While sitting in the garden of a pub after the Slavia-Sparta match, it was decided that we needed 8 tickets and that I would go to Futurum (because it’s near my work) and see about getting tickets from the box office there. The people at Futurum the evening I went had no idea at all about how to get advance tickets for the Buzzcocks. Tireless research led me to the show’s promoters, Ladrogang presents, a company I had never heard of – it appears that they specialise in punk. If you go to their website ( and click on “kontakt”, all you get are a couple of email addresses – no real address, no phone number. So I emailed and reserved 8 tickets.

We all agreed to meet on Sunday at 19.30 at Futurum to pick up our tickets. As I turned the corner (walking over from Anděl) and was suddenly in front of Futurum, I was surprised to see that I had travelled back in time again, this time to 1977 England. There was a crowd of very hard looking punkers with mohawks of many different colours and pins and spikes and piercings – old punks who were taking themselves too seriously.

We had not known in advance how much the tickets would cost. They were 350 Kč ($15.50, £8.50), which was a bargain to see an old classic punk band in a venue that probably holds about 300 people.

The opening band was Plexis, a Czech hardcore band that I thought was very good. For anyone that knows Spike from law school, the bass player/lead singer reminded me of him, although just a bit spikier. There were a few moshers while Plexis were playing, and I moved to the side and up onto a step to remain above the fracas. I was still only about 8 metres from the stage.

Finally the Buzzcocks came on. Everyone came in from the club’s other bars and the floor was packed. A real mosh pit opened up and I was very amused because it had been years since I had seen real moshing and stage-diving and everything. It was far too crowded for my tastes and, like I do every time I go to a concert like that, I reminded myself for the future not to do it again. I was glad that my friends, some of them big strong lads, were near me, and I hoped that they would back me up if I got into a fight.

The music was awesome, although there were complaints in my camp that the Buzzcocks were playing too much new stuff and not enough of their classics. But that is what you get for going to a concert with people that know the band from way back when.

Things I learned last night that I had not known before about the Buzzcocks:

  • They introduced the Sex Pistols to Manchester thereby starting the Manchester music scene.
  • Pete Shelley is gay. But research today has shown me that may not be the case. In Pete Shelley’s own words from a 1982 interview (with all the to-do about his song “Homosapien” being banned by the BBC):

That the BBC thought it was a gay song is great, fantastic. I'm a sexual person, I don't bother delineating myself into homo, hetero or bi, it just depends on the person, the situation and what happens.

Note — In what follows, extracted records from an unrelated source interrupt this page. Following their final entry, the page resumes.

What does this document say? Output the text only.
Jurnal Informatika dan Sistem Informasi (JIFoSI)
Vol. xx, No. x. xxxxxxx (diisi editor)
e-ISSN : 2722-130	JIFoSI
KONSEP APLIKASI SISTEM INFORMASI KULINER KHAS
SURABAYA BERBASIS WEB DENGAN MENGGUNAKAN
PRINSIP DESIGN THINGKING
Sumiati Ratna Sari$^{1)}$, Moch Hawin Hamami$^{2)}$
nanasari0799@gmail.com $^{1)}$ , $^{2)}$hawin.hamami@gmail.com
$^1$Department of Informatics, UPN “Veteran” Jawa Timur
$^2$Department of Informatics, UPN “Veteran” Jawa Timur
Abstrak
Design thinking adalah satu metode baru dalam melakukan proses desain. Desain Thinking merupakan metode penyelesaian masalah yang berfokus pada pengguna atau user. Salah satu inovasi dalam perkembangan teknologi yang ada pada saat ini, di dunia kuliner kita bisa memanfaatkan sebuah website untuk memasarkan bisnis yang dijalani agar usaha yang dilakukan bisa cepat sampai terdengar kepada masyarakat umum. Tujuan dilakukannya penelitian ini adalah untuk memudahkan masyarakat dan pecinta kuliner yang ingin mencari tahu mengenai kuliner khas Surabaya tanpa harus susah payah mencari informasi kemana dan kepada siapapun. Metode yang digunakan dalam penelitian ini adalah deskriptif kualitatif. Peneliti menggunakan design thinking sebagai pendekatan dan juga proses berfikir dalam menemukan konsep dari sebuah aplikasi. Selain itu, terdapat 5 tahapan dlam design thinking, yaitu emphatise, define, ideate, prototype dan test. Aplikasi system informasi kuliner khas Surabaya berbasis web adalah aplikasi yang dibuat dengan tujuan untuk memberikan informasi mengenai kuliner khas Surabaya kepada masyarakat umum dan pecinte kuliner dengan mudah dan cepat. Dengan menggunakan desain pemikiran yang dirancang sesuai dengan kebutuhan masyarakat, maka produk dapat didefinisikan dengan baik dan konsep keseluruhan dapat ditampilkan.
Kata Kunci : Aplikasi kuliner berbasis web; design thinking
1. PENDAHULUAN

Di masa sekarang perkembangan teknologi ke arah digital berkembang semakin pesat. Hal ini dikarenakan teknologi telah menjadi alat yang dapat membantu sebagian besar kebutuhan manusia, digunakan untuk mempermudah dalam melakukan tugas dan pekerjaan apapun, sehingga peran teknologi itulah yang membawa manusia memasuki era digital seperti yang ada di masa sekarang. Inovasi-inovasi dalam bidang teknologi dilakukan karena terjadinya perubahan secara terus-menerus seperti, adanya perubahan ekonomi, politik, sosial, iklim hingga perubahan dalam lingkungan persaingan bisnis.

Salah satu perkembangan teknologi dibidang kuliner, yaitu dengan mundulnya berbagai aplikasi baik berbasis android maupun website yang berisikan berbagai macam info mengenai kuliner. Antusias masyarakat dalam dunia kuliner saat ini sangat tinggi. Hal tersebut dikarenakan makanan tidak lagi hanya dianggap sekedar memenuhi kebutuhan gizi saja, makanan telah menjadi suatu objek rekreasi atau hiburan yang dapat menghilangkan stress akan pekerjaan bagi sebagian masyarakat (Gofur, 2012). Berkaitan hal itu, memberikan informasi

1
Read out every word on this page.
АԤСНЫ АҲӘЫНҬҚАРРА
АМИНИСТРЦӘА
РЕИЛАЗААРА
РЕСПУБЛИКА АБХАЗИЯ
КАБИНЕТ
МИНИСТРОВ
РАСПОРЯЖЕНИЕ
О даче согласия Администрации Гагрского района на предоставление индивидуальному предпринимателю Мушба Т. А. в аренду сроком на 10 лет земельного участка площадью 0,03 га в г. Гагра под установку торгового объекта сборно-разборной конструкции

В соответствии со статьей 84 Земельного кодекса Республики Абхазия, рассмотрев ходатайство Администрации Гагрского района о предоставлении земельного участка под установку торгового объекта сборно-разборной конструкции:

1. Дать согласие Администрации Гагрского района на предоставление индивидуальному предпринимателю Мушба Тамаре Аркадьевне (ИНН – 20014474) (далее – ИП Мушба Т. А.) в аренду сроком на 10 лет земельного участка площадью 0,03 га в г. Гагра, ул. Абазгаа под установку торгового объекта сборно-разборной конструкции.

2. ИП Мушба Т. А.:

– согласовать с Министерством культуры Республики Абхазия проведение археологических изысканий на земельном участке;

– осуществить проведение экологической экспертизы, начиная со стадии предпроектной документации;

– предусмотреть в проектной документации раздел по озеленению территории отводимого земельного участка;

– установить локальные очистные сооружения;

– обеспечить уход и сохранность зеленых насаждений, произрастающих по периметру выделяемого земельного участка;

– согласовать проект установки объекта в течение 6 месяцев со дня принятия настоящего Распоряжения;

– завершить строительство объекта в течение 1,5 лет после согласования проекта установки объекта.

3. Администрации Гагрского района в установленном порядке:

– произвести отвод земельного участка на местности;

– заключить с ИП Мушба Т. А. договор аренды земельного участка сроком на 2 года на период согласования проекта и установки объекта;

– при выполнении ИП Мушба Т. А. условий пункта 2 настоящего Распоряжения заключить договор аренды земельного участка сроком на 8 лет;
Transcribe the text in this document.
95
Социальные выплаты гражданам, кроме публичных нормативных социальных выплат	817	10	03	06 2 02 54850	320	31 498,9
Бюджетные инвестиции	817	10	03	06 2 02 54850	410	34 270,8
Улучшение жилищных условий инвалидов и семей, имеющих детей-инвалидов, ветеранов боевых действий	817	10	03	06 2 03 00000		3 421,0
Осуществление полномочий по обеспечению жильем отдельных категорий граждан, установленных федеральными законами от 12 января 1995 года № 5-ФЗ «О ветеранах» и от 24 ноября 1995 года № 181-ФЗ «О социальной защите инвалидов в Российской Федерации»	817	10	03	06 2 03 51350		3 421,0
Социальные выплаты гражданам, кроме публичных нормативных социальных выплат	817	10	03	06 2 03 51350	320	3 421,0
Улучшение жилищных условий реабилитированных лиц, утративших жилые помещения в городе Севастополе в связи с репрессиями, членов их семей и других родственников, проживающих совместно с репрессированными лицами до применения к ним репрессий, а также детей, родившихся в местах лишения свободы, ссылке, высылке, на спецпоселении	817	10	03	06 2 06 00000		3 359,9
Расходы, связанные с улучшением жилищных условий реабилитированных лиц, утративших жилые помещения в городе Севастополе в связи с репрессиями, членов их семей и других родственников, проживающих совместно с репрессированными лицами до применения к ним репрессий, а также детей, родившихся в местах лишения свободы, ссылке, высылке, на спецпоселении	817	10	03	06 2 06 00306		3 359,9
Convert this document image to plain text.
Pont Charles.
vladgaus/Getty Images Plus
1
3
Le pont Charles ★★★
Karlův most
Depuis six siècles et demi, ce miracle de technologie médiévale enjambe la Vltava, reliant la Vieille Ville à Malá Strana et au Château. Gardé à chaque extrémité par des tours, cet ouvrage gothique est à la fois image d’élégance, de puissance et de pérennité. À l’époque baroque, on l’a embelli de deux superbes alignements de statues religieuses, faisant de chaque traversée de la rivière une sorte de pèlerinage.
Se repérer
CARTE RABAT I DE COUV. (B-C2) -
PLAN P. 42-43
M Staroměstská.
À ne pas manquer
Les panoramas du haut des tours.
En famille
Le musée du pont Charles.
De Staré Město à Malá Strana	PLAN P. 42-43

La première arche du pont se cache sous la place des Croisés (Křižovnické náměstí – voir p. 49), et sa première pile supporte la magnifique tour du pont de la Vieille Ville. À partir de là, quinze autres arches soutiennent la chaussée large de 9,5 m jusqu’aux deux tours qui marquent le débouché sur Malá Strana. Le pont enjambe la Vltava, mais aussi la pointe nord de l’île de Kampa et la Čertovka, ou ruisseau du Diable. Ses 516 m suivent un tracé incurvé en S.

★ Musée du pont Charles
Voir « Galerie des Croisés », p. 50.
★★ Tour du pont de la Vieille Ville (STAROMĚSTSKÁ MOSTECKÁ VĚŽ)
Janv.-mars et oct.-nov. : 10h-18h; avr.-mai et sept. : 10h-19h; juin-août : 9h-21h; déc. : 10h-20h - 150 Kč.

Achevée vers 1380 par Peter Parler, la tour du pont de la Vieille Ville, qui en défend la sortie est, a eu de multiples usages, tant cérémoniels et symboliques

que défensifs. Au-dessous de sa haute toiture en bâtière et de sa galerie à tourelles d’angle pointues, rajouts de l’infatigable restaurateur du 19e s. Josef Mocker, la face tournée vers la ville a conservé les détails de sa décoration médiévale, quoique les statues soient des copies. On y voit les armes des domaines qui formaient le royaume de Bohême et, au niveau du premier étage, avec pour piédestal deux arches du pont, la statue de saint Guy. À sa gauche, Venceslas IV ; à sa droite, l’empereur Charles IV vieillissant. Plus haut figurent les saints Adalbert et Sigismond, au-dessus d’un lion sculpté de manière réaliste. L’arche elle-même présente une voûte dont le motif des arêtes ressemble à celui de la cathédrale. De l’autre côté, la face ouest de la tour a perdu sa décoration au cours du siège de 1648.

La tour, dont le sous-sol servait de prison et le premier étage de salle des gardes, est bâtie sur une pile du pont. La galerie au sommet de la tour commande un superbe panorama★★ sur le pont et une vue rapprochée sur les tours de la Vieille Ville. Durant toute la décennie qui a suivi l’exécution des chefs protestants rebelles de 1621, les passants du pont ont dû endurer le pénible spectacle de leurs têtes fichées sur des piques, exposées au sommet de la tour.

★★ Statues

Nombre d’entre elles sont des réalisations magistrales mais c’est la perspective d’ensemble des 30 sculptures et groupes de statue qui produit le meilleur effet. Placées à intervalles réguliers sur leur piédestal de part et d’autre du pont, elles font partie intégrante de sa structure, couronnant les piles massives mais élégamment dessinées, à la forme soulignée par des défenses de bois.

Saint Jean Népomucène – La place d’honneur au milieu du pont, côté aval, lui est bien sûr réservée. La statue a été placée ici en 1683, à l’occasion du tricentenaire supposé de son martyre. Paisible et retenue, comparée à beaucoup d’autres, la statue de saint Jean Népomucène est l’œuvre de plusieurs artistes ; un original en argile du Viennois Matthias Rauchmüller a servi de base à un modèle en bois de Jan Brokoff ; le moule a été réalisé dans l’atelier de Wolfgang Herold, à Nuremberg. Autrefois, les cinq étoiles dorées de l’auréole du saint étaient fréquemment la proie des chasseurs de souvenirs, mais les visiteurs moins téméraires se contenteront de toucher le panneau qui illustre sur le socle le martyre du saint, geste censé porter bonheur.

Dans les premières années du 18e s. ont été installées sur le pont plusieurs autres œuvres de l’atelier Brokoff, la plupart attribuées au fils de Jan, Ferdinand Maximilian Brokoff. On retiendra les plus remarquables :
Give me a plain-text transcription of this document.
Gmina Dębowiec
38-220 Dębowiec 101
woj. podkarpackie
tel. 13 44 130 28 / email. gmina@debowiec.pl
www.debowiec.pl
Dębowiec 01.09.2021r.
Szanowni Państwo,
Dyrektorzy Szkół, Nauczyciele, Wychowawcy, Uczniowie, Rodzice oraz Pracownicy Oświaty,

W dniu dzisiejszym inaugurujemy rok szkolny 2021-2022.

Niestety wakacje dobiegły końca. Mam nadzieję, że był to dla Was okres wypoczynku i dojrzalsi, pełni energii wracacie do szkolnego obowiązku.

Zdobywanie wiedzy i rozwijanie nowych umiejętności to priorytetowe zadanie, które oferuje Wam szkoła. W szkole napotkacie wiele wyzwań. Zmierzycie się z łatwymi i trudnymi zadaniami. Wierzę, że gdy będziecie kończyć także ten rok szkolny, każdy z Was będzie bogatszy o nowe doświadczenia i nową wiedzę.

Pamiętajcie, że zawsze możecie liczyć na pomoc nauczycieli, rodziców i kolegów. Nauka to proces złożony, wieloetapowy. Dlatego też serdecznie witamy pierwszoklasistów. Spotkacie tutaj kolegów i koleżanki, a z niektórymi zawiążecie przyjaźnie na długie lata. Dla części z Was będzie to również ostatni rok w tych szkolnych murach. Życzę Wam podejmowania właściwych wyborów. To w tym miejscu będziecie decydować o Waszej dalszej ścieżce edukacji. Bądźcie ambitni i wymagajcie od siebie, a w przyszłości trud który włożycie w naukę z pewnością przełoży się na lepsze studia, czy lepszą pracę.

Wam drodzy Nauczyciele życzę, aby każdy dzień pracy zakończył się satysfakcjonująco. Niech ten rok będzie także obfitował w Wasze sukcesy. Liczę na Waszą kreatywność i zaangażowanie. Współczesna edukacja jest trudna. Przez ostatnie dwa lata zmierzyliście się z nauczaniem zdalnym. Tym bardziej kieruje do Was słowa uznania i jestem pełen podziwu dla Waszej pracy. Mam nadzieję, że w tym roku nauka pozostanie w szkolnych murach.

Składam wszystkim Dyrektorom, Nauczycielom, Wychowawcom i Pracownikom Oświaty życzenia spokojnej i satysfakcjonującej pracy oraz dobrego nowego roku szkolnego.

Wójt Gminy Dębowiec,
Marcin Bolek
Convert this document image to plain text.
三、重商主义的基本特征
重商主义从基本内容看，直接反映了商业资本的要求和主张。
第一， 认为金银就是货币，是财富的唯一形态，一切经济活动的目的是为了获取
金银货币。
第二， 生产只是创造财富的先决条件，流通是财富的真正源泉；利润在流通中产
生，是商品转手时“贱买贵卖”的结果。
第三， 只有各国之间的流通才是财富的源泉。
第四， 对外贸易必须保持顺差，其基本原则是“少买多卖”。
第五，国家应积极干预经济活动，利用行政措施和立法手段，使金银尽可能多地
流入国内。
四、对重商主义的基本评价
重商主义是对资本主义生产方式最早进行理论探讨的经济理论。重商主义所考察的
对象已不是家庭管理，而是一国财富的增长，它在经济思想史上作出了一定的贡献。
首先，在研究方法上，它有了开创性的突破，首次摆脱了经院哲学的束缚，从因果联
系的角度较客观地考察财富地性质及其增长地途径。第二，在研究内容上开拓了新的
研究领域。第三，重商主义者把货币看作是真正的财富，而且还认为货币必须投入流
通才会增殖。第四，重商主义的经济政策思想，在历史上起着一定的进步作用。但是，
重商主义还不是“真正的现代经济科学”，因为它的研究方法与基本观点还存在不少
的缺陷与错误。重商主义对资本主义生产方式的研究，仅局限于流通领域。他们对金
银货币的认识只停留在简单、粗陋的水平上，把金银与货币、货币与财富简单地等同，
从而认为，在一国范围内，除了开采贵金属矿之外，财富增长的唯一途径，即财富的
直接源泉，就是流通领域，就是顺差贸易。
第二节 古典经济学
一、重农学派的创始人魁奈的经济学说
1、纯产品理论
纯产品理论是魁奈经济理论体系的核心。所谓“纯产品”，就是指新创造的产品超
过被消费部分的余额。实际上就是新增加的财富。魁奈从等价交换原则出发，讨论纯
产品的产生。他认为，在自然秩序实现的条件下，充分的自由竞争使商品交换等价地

An interesting fact I learned today on the internet:

  • The Buzzcocks released punk’s first self-financed record, which created the concept of independent record labels.

1 comment:

Anonymous said...

Awesome! Remember when we went to see No Means No!!! eeekkk I still excited about that show!
You know the Sex Pistols where like the Backstreet Boys of punk? They were a commerical band created my Malcolm McLaren and Vivian Westwood, who were married or partners at the time. Vivian Westwood had a shop in London called Sex that sold sex shop type clothing that punks wore around in London. The Sex Pistols were created to promote her line of clothing pretty much.
Just another interesting fact according to Viv, Jean Paul Gauthier stole the cone bra design from her, the same cone bra that he included in the costume design of Madonna's Blonde Ambition tour.